В ответ леди недоверчиво покачала головой:

— Не стану я ничего доказывать человечку ростом меньше шести дюймов! — воскликнула она. — Я просто заставлю его работать, и все!

— И что же он будет делать?

— Вышивать! — тотчас парировала леди. — Представляете, какая тонкая вышивка у него получится!

— Ну а если они ошибутся? — возразил я, — Как вы им докажете, что они неправы? Я не утверждаю, что они непременно ошибутся, но просто говорю, что это невозможно.

— Все дело в том, — отвечала леди Мюриэл, — чтобы не уронить собственного достоинства.

— Разумеется, это главное! — отозвался Артур. — Ведь это все равно что спорить с картофелиной. Это уж точно будет — прошу прощения за невольный каламбур — удар ниже пояса!

— Не согласен, — заметил я. — Меня не убедил даже твой каламбур.

— Ну, если уж это для вас не аргумент, — заметила леди Мюриэл, — что же тогда может убедить вас?

Я попытался понять смысл ее вопроса: мне мешало назойливое жужжание пчел. Кроме того, в воздухе веяло какой-то странной дремотой, повергающей в сон любую мысль, прежде чем она успеет дойти до сознания. Я мог только сказать:

— Вероятно, все зависит от веса картофелины…

Сказав это, я почувствовал, что моя реплика не возымела ожидаемого действия.
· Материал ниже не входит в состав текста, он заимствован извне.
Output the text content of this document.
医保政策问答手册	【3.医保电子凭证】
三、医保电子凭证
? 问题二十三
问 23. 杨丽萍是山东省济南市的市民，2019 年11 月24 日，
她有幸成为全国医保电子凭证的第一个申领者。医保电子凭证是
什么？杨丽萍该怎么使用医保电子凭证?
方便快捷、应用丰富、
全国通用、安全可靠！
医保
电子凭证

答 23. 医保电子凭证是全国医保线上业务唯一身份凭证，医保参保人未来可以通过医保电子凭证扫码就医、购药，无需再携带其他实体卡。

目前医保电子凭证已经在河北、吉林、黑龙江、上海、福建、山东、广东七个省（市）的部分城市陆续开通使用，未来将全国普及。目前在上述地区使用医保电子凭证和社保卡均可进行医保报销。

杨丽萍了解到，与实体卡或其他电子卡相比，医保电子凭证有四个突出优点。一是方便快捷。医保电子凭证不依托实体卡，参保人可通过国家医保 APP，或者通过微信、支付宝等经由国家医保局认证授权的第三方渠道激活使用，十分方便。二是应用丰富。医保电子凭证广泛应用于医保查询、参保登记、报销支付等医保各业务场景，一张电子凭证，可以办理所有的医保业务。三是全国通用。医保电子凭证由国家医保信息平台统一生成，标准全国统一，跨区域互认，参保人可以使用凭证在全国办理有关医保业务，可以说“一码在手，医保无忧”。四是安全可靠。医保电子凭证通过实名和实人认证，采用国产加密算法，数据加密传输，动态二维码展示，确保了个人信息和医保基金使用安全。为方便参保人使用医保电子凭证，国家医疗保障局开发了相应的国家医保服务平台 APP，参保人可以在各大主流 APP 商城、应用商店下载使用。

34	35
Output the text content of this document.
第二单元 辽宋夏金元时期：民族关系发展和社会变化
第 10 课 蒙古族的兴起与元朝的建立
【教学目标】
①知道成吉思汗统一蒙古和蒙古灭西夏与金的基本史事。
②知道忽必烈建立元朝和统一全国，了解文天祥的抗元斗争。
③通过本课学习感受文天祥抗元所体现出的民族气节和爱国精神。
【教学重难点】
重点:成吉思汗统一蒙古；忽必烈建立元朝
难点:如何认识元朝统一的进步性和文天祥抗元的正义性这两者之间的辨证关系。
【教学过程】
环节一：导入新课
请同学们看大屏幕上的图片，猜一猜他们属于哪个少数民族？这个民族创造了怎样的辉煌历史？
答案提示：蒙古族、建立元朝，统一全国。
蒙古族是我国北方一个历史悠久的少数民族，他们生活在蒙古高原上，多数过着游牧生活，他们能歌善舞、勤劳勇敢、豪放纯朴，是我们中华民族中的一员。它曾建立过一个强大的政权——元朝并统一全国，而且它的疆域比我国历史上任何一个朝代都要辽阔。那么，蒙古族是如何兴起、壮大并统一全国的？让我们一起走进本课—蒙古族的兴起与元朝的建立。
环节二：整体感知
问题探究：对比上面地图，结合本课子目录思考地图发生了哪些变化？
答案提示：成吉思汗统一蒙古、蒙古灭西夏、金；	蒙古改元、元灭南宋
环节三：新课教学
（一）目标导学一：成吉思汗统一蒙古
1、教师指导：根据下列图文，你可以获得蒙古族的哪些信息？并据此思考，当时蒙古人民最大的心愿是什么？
Но леди Мюриэл, по-видимому, все же поняла ее.

— В таком случае… — начала она, но затем резко умолкла и прислушалась. — Вы слышите? — сказала она. — Он плачет. Надо поспешить к нему!

— Очень странно! — сказал я себе. — Я думал, что со мной говорит леди Мюриэл. А это, оказывается, Сильвия! — Я опять попытался сказать что-нибудь глубокомысленное. — А как же быть с картофелиной?

Глава двадцать перваяЗА ДВЕРЬЮ ИЗ СЛОНОВОЙ КОСТИ

— Сама не знаю, — отвечала Сильвия. — Гм! Мне надо подумать. Я вполне могу сходить за ним и одна. Но мне хотелось бы, чтобы вы тоже пошли со мной.

— Ну, тогда позволь мне проводить тебя, — взмолился я. — Уверяю тебя, я хожу так же быстро, как ты.

Сильвия звонко рассмеялась:

— Чепуха какая! — воскликнула она. — Да вы и шага не сможете сделать. Вы ведь лежите врастяжку на спине! Вы в этом ничего не смыслите.

— Я от тебя не отстану, — упрямо повторил я, пытаясь сделать несколько шагов. Но земля почему-то уходила у меня из-под ног, и я топтался на месте, не двигаясь вперед. Сильвия опять засмеял

— Ну, вот! Что я вам говорила! Вы просто не представляете, какой смешной у вас вид: вы размахиваете ногами в воздухе, воображая, будто идете! Подождите минутку. Я спрошу Профессора, как нам быть. — И она постучала в дверь его кабинета.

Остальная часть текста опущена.